Mikhail returned to the Bolshoi and was appointed its director in 1917. He left Russia after the October Revolution, first working in Lithuania, and finally settling in the United States in 1924. He founded the Mordkin Ballet in 1926, for which he choreographed a complete Swan Lake and many other ballets. His company included such distinguished artists as Hilda Butsova, Felia Doubrovska, Pierre Vladimiroff, Vera Nemtchinova and Nicholas Zvereff. After a European tour the company disbanded in 1926.
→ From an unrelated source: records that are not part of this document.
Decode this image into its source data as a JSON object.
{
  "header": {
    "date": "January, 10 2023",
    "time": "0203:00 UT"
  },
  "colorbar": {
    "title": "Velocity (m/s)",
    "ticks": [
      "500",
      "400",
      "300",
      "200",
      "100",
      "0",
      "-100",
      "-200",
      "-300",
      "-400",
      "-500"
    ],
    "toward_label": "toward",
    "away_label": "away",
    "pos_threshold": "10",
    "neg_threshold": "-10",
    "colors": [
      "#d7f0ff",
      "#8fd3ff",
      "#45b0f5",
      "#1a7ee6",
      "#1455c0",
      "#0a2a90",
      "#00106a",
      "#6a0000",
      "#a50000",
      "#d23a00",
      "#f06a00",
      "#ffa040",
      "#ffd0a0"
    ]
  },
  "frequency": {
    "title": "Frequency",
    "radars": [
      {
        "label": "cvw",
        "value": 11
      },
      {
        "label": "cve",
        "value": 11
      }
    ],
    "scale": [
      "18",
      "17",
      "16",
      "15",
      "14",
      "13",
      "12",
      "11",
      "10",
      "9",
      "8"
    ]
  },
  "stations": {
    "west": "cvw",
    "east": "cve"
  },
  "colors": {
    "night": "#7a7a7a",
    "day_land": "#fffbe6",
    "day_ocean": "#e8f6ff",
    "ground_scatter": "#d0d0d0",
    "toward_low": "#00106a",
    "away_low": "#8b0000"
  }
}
Mordkin continued to be a freelance artist and teacher, including at the Cornish School in the 1920s. From among his students in America he formed a new Mordkin Ballet in 1937. Although he had been pushed into the background, Mordkin helped build the foundation for ballet in America including through the Mordkin Moser Conservatory whose alumni included Donald Heywood.

Mikhail Mordkin died July 15, 1944 in Millbrook, New York.

== Cultural depictions ==
- Anna Pavlova, film by Emil Loteanu; portrayed by Grigore Grigoriu (1983).